TEV PODE SER PREVENIDO

A confirmação do diagnóstico de um TEV deverá basear-se em fatores clínicos, analíticos e imagiológicos (em regra, ecoDoppler venoso dos membros inferiores para avaliar presença de uma trombose venosa profunda e TAC torácico para determinar a ocorrência de um tromboembolismo pulmonar).

Contudo, o TEV pode, num grande número de casos, ser prevenido.

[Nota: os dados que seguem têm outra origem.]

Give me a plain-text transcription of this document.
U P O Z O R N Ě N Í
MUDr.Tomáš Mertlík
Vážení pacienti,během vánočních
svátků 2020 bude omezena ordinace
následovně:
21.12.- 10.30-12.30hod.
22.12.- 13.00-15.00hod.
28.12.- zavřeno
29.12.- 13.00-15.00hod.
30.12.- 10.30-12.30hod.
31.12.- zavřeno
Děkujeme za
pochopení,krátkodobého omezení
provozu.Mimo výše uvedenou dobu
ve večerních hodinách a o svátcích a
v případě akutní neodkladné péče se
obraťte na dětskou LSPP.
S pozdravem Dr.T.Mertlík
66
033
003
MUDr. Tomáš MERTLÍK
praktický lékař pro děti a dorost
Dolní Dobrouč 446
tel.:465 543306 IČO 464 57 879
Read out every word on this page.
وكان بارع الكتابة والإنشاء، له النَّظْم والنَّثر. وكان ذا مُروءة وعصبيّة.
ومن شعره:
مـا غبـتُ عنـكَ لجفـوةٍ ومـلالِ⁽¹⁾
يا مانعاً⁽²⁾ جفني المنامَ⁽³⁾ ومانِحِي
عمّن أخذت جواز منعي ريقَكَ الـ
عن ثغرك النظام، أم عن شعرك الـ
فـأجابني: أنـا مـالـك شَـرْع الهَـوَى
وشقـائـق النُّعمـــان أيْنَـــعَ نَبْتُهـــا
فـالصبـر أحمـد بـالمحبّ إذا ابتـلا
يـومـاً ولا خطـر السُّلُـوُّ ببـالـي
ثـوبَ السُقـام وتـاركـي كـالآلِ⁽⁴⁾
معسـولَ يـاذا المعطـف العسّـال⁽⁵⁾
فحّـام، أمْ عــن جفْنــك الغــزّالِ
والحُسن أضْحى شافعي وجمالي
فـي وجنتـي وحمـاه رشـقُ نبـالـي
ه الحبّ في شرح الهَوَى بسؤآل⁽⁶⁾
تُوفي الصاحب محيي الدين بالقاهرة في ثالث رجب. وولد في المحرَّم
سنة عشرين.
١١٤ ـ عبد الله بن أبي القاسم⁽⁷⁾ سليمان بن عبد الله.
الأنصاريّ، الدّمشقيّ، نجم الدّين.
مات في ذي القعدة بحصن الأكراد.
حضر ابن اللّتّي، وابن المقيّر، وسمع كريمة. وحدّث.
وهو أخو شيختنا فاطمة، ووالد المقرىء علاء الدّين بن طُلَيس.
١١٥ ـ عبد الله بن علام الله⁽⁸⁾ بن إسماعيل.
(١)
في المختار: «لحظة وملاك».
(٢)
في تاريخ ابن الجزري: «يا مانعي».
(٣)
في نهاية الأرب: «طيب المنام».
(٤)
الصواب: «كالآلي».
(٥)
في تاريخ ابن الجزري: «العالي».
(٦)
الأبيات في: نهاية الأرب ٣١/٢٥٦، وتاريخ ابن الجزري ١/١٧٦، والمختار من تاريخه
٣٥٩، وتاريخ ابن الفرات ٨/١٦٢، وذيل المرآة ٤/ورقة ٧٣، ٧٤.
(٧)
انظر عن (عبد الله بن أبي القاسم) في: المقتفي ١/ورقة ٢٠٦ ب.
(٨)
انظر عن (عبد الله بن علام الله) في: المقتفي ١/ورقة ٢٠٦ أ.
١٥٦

Assim, em regime hospitalar, será relevante, em primeira mão, proceder a uma abordagem sistemática com estratificação do risco de cada doente. Desta forma, será importante distinguir os doentes cirúrgicos dos restantes, considerar o tipo de cirurgia prevista e respetiva duração e se a mesma se realizará em regime de ambulatório ou de internamento.

A profilaxia primária do tromboembolismo venoso, nesse âmbito, consiste em medidas farmacológicas (por regra, heparina de baixo peso molecular subcutânea); e não-farmacológicas ou mecânicas (meia elástica e compressão pneumática intermitente), que carecem de individualização de acordo com os critérios já mencionados. Adicionalmente, poder-se-á recomendar à população, de uma forma geral, que deambule ou mobilize os pés e as pernas com regularidade em viagens longas, particularmente se estas forem de avião.

TERAPÊUTICA ANTICOAGULANTE

A presença confirmada de um TEV deve suscitar a instituição pronta de terapêutica anticoagulante, no sentido de limitar a progressão do trombo localmente e impedir a migração do trombo e consequente tromboembolismo pulmonar (no caso de uma trombose venosa profunda).

Assim, os doentes deverão iniciar, logo que possível, o tratamento com anticoagulantes parentéricos em dose terapêutica (em regra, heparina de baixo peso molecular por via subcutânea). O tratamento concomitante com antagonistas da vitamina K por via oral (varfarina, acenocumarol, etc.) não deverá ser retardado, devendo ser iniciado no mesmo dia. A sobreposição terapêutica (anticoagulante parentérico e antagonista da vitamina K) necessitará ser mantida por um período mínimo de cinco dias e até ter-se atingido um INR no intervalo terapêutico pretendido (INR – parâmetro que permite avaliar o nível de anticoagulação a que o doente se encontra).

Os novos anticoagulantes orais (rivaroxabano, apixabano, dabigatrano, etc.) surgem como uma potencial alternativa válida à terapêutica médica mais convencional atrás descrita, com possíveis vantagens. De facto, a atividade destes é mais previsível em comparação com os antagonistas da vitamina K, não carecendo, desta forma, de uma vigilância analítica regular (INR). Adicionalmente e de acordo com os estudos já publicados, estes fármacos apresentam uma eficácia e segurança que surgem como, pelo menos, sobreponíveis à terapêutica mais convencional. Não obstante, a introdução destes novos fármacos deverá ser ponderada caso a caso.

EVOLUÇÃO RELEVANTE

Em circunstâncias muito específicas, poderá igualmente haver indicação para intervenção cirúrgica (por cirurgia aberta ou endovascular) na fase aguda.

Após o tratamento em fase aguda, a determinação do período da terapêutica anticoagulante a médio/longo prazo deverá ter em linha de conta os seguintes aspetos:

  • primeiro episódio versus episódio recorrente de trombose venosa profunda;
  • fator precipitante contínuo, transitório ou desconhecido (trombose venosa profunda idiopática);
  • risco de hemorragia;
  • presença de neoplasia maligna subjacente;
  • preferência do doente.

Em suma, o TEV constitui uma condição médica com grande impacto na população em geral e nos doentes hospitalizados em particular, com elevada morbilidade e mortalidade, mas com grande potencial para ser prevenido.

A identificação dos indivíduos com maior risco de desenvolver TEV e a introdução das medidas profiláticas adequadas são, assim, fundamentais para esse desiderato. Adicionalmente, o tratamento desta condição tem recentemente sofrido alterações relevantes, com a introdução dos novos anticoagulantes orais, que possivelmente virão, a curto prazo, a constituir o tratamento de primeira escolha na maioria dos casos.